The delightful Arnold, played by Ted Phelps, lives in compulsive, perpetual, disjointed motion. Arnold does some variation on witty—like a “modern” poet deliberately juxtaposing unlikely words and notions, which he serves up rat-a-tat-tat. Phelps delivers the playwright’s humor directly from the womb of character.

The lanky, handsome Neal Robert Berntson plays Jack, paid caretaker of “the boys.” Jack’s back-story involving an estranged wife is not convincing. Nor is his talk of job dissatisfaction. Because the actor has some nice moments, I am unsure whether fault is with him or the playwright. It’s a tough role.

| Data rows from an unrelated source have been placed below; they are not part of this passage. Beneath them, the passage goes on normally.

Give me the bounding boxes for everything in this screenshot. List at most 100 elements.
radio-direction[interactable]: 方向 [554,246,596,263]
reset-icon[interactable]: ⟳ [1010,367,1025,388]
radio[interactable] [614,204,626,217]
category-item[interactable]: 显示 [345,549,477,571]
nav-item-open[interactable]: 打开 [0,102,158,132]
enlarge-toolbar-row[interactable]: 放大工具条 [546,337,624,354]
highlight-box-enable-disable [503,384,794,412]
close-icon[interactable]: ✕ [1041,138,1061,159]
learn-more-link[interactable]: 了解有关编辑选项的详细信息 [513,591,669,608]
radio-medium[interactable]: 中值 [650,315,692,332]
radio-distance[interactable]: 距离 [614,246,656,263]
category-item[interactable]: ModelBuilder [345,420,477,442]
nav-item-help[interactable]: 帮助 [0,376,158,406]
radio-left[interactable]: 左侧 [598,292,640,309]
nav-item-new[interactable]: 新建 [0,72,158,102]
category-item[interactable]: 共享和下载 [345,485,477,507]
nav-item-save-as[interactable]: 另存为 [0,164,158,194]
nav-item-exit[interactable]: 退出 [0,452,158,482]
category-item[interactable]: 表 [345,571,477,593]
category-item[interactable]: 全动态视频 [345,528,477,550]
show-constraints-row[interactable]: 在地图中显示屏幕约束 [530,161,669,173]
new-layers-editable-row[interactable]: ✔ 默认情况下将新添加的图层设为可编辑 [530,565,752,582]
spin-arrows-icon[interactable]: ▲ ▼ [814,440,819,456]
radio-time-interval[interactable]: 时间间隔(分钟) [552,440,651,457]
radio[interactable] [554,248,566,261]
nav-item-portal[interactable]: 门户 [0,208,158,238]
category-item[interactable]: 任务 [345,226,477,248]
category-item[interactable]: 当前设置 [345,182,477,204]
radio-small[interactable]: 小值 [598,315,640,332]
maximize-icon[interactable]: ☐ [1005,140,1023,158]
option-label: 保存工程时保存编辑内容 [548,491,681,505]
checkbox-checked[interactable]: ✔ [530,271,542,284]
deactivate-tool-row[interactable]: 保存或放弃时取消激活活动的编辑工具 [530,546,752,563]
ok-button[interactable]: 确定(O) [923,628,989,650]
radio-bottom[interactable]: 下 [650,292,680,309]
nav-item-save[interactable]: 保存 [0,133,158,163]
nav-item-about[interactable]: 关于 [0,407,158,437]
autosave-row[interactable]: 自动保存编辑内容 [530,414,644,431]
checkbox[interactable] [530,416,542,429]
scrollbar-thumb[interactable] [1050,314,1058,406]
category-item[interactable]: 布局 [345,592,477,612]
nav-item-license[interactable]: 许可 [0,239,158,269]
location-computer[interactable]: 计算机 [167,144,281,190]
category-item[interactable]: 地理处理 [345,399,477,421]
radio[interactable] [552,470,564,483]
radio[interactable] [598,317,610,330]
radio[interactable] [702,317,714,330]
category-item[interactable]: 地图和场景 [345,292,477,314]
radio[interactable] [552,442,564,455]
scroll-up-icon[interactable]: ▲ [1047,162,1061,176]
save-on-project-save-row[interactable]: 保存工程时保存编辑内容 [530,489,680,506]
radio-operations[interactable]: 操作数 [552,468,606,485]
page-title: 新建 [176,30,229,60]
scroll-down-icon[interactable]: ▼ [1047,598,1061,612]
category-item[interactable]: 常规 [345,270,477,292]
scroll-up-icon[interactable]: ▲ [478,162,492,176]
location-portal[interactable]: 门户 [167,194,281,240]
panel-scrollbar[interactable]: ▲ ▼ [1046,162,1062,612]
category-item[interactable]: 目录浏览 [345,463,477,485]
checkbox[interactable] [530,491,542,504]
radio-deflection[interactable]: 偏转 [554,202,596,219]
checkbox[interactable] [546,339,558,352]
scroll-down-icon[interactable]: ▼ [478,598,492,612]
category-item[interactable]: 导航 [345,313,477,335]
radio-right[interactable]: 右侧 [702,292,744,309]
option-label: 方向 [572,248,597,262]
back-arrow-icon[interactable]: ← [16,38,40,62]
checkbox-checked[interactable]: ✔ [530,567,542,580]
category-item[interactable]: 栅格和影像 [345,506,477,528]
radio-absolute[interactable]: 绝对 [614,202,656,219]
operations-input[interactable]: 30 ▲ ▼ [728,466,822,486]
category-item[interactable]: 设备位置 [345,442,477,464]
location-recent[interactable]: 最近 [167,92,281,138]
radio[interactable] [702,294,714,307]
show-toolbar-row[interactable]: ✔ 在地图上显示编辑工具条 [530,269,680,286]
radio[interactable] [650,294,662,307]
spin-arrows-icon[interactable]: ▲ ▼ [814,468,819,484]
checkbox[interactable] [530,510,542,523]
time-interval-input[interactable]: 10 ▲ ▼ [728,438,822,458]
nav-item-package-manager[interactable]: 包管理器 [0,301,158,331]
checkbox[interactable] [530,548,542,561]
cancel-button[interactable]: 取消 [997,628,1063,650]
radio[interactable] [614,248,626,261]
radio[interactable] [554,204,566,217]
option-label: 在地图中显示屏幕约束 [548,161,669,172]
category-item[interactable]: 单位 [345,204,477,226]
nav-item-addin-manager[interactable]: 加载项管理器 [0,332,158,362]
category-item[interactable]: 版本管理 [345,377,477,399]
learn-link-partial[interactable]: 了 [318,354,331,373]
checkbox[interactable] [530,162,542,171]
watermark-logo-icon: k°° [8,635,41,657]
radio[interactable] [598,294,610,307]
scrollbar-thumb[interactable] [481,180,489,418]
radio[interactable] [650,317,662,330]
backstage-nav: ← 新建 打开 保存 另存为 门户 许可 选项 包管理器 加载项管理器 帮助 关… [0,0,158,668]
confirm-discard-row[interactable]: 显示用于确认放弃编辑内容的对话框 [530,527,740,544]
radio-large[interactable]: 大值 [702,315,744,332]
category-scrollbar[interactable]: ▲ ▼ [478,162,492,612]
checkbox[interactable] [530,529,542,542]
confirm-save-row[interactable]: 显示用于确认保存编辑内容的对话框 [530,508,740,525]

Except for some noisy, between-the-scenes furniture moving (which sometimes proved longer than the scenes) and the aforementioned dancing, direction by Paul Murphy is smooth and effective. It is said that smart casting is the genius of directing, and Murphy has cast well, including most of the actors in small roles.

Costumes by Joanne Maurer are nicely character driven. Arnold’s crazy mix of checks and stripes is a particularly witty, believable statement.

Ultimately it is Jean-Remy Monnay, as the severely retarded Lucien, and Kevin Wixsom as Norman, who drag us (laughing, sighing, and tearing-up) into the boxes that are retardation. Both exude the joy and sweetness that one often observes in the retarded, and Monnay pours heart-wrenching reality into Lucien’s futile pounding on the walls of his dark box.


Jack says that only he changes, while the others remain the same. Not so. A new job will not change Jack, and Barry’s sudden journey from fast talker to catatonia is change of large proportions.

 

Roseann Cane, Kevin Wixsom, and Devin James Leonard

Incidentally, Mary Reardon’s excellent voice and execution of between-the-acts business makes one wonder if she ought to emerge occasionally from behind the stage manager’s headphones and wander into a play. Perhaps she already has.

The Boys Next Door runs weekends through February 8th. Reserve a red seat.